Working Smoothly with a Contractor

Upon choosing the right Contactor, try to ensure that your project goes off smoothly by continuing to work as a team throughout the project. Just as you have expectations of your contractor, such as being available and on time, your contractor will need to rely on you for basic input and decisions.

Know what you want

Get off to a good start by having ideas of what it is that you are looking for – nothing is more frustrating for a contractor than a client who does not know what they want or that is indecisive. Now, you don’t need to present a completed blueprint! but you should have an idea of your space – for example, if you are renovating your kitchen, do you like dark or light woods? Do you prefer tile or wood flooring? Do you like an “open feel” or a cozy feel? Are there certain things that you know you want, and also things you do not want.?

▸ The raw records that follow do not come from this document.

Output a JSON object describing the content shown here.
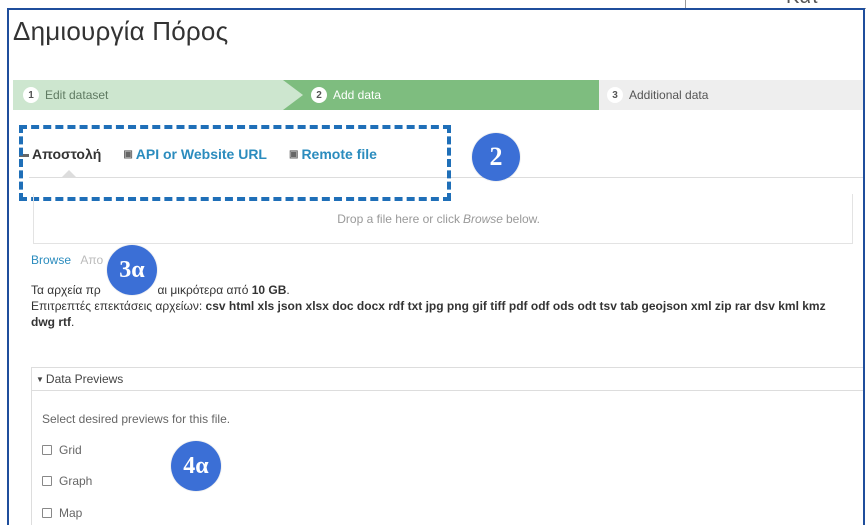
{
  "page": {
    "title": "Δημιουργία Πόρος",
    "corner_fragment": "Kατ"
  },
  "stepper": {
    "steps": [
      {
        "num": "1",
        "label": "Edit dataset"
      },
      {
        "num": "2",
        "label": "Add data"
      },
      {
        "num": "3",
        "label": "Additional data"
      }
    ]
  },
  "tabs": {
    "upload": "Αποστολή",
    "api_url": "API or Website URL",
    "remote_file": "Remote file"
  },
  "dropzone": {
    "text_before": "Drop a file here or click",
    "text_em": "Browse",
    "text_after": "below."
  },
  "browse": {
    "link": "Browse",
    "muted": "Απο"
  },
  "info": {
    "size_prefix": "Τα αρχεία πρ",
    "size_middle": "αι μικρότερα από",
    "size_value": "10 GB",
    "size_suffix": ".",
    "ext_prefix": "Επιτρεπτές επεκτάσεις αρχείων:",
    "ext_list": "csv html xls json xlsx doc docx rdf txt jpg png gif tiff pdf odf ods odt tsv tab geojson xml zip rar dsv kml kmz dwg rtf",
    "ext_suffix": "."
  },
  "previews": {
    "header": "Data Previews",
    "description": "Select desired previews for this file.",
    "options": [
      "Grid",
      "Graph",
      "Map"
    ]
  },
  "annotations": {
    "a2": "2",
    "a3": "3α",
    "a4": "4α"
  },
  "colors": {
    "frame": "#1f4e9c",
    "step_done": "#cde6cf",
    "step_active": "#7ebd7f",
    "step_pending": "#eeeeee",
    "link": "#2b8cbe",
    "annotation": "#3b6fd6"
  }
}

Understandably, there will be some difficult decisions to make, and your contractor will, and should, respect this, but generally knowing what you are looking for (before you begin the discussion) will help your contractor to provide you with options relevant for your project, and this will ensure that you are going to be happy with the project’s results.


Be accessible for your contractor. This doesn’t mean that you need to a “beck and call” 24-7 but answer the phone when they call (it’s most likely relevant and important) and respond to emails in a timely fashion. Consider yourself the super-foreman of your project – give answers to your team when they need them and give feedback (constructively) throughout the course of your project; if you like something, let them know. A contractor who is diligent and great at their job should and will love this kind of feedback.

Respect the contractor’s workplace

You expect the contractor to respect your home obviously, so make sure that you respect their workspace during the course of your renovation. It is your home, but the contractors will likely keep tools there during the renovation and create a space of “their own”. Tools can not only be dangerous (as can construction zones – thing like nails and staples on the floor and fragile tiles or glass just waiting to be broken), but broken or missing items can cause costly project delays. If the site is organized (as a good contactor always insists on) and the spaces of the homeowner and contractor are respected (by both parties) the project will flow smoothly and without friction.


One of the best ways to work well with your contractor is by working as part of a team. After all, you are the “Head Foreman”! Be respectful to them and they will most likely reciprocate the courtesy. There is nothing more discourteous to tradespeople than being treated poorly. Remember that you have invited them into your home and that you are all working toward the same goal.